Optimize STT training with Huggingface

To be able to train the XLSR-1B model, which has 1 Billion trainable parameters, which corresponds to 3GB file size, you need to the A100 GPU.

However, there are some tricks that you can use to make training a lot faster. I assume that you are already using batch-sizes and gradient-accumulation. If your model is really too large, use gradient-checkpointing (I did not fully test this option, but it makes training slower).

This is a summary of the things that worked for me from this blog: https://huggingface.co/docs/transformers/performance

Use Mixed Precision

Set the bf16 flat to ture (can only be used on the A100 and those with Ampere hardware and newer). For others just set fp16 to true. This makes the model smaller and you may increse the batch size -> faster training.

Optimizer Chioce

Adam is very memory intensive. You can use adafactor, but this does not perform as well in terms of convergence. Install NVIDIA/apex , and use the “adamw_apex_fused” for high speed.
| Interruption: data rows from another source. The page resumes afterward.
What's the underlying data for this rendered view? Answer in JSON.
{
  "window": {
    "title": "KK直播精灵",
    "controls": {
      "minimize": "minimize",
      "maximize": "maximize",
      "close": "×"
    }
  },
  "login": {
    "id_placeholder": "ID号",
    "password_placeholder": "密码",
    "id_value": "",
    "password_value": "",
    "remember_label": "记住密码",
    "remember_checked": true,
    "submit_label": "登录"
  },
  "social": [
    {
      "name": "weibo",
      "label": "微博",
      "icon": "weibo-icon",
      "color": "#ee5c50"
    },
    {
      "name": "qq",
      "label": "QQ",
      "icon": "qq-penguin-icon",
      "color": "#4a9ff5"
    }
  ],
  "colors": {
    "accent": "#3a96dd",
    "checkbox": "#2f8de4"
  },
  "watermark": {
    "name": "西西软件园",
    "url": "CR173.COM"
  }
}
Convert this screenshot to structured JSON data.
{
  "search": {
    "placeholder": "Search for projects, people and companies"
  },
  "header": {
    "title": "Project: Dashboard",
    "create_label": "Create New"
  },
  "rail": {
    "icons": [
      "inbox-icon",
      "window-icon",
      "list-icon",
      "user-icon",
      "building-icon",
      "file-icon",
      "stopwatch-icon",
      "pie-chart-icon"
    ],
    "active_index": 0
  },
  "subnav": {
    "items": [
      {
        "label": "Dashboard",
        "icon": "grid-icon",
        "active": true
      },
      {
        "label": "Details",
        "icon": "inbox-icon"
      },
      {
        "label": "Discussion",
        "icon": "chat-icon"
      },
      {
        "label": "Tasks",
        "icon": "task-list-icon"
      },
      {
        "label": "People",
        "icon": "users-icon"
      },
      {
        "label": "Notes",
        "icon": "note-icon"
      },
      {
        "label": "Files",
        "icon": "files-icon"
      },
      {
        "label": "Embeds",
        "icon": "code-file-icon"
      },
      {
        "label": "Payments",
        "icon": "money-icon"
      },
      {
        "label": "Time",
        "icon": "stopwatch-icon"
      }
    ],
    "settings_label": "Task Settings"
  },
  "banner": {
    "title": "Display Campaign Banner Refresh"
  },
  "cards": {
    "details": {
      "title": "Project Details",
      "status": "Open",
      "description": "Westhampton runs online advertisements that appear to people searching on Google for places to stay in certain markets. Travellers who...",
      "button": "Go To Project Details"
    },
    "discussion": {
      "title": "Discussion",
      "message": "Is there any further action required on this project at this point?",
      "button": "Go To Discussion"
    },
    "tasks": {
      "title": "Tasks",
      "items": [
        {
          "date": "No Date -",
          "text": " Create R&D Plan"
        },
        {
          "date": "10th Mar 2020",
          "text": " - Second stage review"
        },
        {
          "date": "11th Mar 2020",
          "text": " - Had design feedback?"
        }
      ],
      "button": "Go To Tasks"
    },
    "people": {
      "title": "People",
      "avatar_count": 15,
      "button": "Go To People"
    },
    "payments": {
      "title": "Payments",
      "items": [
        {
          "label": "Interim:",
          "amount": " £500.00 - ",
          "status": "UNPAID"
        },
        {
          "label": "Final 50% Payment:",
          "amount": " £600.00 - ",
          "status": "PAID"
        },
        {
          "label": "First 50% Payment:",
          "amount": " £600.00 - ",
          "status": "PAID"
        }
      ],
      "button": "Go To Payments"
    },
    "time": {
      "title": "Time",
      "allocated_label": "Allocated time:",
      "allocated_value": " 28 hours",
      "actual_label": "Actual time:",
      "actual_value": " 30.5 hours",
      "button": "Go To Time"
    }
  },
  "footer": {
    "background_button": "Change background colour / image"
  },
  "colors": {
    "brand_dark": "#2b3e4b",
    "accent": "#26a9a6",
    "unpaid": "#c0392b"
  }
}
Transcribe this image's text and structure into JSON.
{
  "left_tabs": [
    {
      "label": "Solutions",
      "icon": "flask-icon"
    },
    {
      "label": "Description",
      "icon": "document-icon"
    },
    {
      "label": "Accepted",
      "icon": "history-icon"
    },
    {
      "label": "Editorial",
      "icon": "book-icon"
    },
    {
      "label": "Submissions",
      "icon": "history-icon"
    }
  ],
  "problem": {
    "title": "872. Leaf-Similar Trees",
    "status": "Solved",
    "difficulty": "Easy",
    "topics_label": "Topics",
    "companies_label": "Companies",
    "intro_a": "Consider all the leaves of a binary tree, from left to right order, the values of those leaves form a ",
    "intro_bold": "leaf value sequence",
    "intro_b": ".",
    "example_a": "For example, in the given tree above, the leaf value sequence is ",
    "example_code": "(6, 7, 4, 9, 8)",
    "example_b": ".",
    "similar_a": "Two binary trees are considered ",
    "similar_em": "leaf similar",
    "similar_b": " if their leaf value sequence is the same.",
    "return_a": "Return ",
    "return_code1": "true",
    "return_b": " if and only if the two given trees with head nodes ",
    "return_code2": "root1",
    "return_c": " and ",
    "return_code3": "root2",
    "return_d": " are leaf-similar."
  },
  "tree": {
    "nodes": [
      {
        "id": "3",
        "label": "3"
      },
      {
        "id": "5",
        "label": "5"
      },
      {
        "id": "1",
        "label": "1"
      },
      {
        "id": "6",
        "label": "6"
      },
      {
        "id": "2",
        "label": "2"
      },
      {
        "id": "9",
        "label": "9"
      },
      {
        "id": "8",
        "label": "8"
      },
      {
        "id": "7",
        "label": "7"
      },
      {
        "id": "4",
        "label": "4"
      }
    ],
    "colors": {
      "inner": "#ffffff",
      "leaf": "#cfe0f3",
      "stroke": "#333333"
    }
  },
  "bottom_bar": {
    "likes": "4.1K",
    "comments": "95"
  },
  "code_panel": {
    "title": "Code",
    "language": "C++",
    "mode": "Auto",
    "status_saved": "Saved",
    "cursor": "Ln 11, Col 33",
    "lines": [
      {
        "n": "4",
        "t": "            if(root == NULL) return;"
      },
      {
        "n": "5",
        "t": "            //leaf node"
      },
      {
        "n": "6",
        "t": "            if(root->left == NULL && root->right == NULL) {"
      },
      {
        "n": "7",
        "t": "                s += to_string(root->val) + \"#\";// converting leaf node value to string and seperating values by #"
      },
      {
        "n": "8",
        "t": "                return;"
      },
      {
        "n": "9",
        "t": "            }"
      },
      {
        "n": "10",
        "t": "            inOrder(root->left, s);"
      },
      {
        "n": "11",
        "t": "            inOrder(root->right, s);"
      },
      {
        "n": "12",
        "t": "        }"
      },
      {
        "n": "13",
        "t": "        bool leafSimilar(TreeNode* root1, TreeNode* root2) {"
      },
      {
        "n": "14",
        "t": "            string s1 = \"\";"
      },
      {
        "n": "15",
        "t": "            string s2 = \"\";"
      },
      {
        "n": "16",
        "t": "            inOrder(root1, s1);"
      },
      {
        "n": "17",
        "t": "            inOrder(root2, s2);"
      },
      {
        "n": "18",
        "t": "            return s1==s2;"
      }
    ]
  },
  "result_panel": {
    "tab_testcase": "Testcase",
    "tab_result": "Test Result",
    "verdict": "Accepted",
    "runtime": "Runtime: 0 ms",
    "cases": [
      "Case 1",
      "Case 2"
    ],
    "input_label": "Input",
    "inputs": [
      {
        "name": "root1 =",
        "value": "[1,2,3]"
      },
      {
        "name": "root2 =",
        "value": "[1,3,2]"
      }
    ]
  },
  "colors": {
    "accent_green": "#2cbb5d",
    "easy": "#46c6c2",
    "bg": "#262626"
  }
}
To reduce the memory footprint: use 8bit BNB optimizer, which reduces the memory usage to 75%. Just set the optim=“adamw_bnb_8bit”.

Use multiple GPUs

Hugginface uses DataParallelization right out of the gate.

To make the best of the multi-GPU usage on the DGX A100, use

python -m torch.distributed.launch --nproc_per_node 2 train.py

which makes use of the NVlink (i think)

Some notes on Docker

You may find my docker file under cluster/data/deri/dockerfiles/cuda it currently uses cuda 11.6 and installs all you need to train and inference for STT with Hugginface.